The process is virtually free – you just need a pen and bullet journal.
It is a highly versatile model that can be easily adapted to your requirements.
Ultimately, then, the Alastair Method is a productivity tool that will help you manage future planning in the fastest fashion while it also removes the threat of overlooking tasks or unnecessarily delaying them. Finally, if you do miss a task, you simply move the corresponding dot over.
In short: it helps you get things done.
How to do the Alastair Method
The Alastair Method of task planning will vary slightly given the time frames you are working with, as well as whether it’s for business or home-based assignments. Nonetheless, the basic principles remain the same.
Step one is to list the columns across the top of the page. If doing a weekly tracker, this means writing each day of the week for seven columns. For a yearly tracker, you’d do each month for 12 columns.
Then you simply list the tasks that need to be completed, otherwise known as the to-do list, down the right-hand side. The list does not have to be in order, and not each task is needed for each column.
In turn, you will be left with a grid of spaces and dots. On a week’s future planner with five tasks, you’d have 35 spaces (7 days x 5 tasks) that may have a total of 12 dots.
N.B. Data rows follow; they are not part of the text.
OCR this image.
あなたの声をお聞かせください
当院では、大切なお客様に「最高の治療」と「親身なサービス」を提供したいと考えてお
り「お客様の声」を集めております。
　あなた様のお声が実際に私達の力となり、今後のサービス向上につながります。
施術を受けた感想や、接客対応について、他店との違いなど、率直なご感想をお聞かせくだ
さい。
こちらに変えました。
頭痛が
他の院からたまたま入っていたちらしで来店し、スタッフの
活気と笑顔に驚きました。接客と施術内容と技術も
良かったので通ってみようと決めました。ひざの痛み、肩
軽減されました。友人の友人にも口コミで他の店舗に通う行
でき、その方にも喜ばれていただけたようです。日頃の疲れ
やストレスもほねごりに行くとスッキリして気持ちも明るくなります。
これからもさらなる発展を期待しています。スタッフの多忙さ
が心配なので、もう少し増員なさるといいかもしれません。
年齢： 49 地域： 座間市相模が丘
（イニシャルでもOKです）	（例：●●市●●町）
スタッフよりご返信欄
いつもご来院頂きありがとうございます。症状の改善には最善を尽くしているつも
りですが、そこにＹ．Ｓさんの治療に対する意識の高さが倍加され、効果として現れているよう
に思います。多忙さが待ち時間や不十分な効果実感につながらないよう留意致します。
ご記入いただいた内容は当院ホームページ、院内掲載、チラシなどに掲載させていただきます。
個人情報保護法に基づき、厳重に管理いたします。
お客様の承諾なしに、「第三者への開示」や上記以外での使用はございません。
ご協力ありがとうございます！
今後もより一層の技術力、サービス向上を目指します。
Of course, this number can vary greatly depending on the purpose of the bullet journal and time frames.
A dot signals that a project or task is due to be completed on that day. Some bigger tasks may be spread out over several days. For example, cleaning the attic may need three dots over the course of the week.
Following the progress of the task is easy. While there are variants, the Alastair Method tends to use the following;
Dot ( . ) signals that the task is due to be done on that day.
A Single stroke ( / ) signals the work is in progress. A dot will be seen later on.
A Crossed dot ( X ) signals that the task is done.
A Less Than sign ( < ) signals the assignment is rescheduled.
A More Than sign ( > ) signals the assignment has migrated to the next week/month.
For the best results, it’s advised to start with a simple to-do list. After you’ve completed 2-3 future planners, using the Alastair Method dot journal will become easy.